La forma más segura de lograr un acabado perfecto y uniforme con una película de vinilo es retirar todo lo que se pueda del vehículo antes de instalarla, para garantizar una cobertura total del 100 %.
Pero ¿qué ocurre si algunas piezas no se pueden retirar? Por ejemplo, el espejo retrovisor. Si no lo haces correctamente, probablemente terminarás con cortes antiestéticos y un panel demasiado estirado.

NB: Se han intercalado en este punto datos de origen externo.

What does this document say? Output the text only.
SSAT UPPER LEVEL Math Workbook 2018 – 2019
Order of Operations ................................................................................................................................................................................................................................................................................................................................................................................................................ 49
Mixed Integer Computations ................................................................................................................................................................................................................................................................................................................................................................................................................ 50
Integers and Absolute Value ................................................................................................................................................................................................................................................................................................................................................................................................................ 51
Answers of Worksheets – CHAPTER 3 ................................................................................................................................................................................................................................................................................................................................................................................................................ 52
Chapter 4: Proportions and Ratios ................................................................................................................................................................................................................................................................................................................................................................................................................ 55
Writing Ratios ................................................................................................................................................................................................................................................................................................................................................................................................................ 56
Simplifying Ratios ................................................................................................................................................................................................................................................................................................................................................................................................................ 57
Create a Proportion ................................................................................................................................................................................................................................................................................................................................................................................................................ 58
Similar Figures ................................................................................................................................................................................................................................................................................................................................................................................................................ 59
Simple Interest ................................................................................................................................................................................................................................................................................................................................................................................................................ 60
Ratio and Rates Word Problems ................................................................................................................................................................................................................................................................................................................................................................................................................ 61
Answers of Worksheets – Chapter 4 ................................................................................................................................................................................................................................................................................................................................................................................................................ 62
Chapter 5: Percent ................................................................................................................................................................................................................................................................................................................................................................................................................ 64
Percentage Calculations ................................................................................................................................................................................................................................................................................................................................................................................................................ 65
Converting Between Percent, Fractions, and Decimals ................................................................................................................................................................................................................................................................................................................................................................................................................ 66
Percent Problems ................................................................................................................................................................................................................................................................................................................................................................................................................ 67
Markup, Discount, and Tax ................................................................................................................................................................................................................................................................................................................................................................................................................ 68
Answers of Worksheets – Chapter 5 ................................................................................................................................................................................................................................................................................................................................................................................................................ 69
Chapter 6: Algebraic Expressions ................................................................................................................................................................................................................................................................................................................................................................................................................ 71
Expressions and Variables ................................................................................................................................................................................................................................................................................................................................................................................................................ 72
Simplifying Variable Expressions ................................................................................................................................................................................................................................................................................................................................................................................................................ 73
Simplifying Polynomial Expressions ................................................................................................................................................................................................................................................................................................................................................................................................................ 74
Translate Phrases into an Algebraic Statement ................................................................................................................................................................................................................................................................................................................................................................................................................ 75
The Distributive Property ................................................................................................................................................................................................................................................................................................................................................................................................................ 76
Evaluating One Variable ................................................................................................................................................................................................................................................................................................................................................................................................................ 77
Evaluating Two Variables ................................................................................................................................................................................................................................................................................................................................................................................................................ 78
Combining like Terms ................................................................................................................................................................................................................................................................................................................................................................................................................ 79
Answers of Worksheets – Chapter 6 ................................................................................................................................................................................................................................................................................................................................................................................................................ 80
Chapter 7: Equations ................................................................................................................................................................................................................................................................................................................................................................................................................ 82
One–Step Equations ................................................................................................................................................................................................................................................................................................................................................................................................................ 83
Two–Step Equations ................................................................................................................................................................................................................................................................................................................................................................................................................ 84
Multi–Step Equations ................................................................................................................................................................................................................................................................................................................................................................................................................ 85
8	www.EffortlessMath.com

A continuación, te mostramos una excelente forma de evitar los riesgos mencionados:
Antes de aplicar la película de vinilo en la puerta delantera del vehículo, debes fijarla en esa zona con imanes (asegúrate de hacerlo con el papel protector colocado). Levanta el panel alrededor del espejo, haz una marca y, después, realiza un corte cerrado que tenga aproximadamente la forma de la parte posterior del espejo.
Esta forma debe ser lo suficientemente grande para que la película de vinilo pueda deslizarse alrededor del espejo. Sin embargo, tampoco debe ser demasiado grande. Al realizar este corte cerrado, podrás trabajar el material alrededor más adelante sin preocuparte de que se rasgue.
Cuando hayas terminado el corte, mantén fijada la parte inferior del panel a la puerta. Levanta la parte superior, comienza a retirar la mitad del papel protector de la sección superior y crea una bisagra permanente. En cuanto retires el papel protector, asegúrate de llevar primero la película de vinilo alrededor del espejo. De lo contrario, será muy difícil trabajarla si lo dejas para el final.
Siempre que hayas dejado suficiente material, podrás deslizar la película alrededor del espejo y trabajarla para lograr una cobertura total. Una vez colocada la zona, alisa todo el panel y crea un acabado de vidrio de arriba abajo.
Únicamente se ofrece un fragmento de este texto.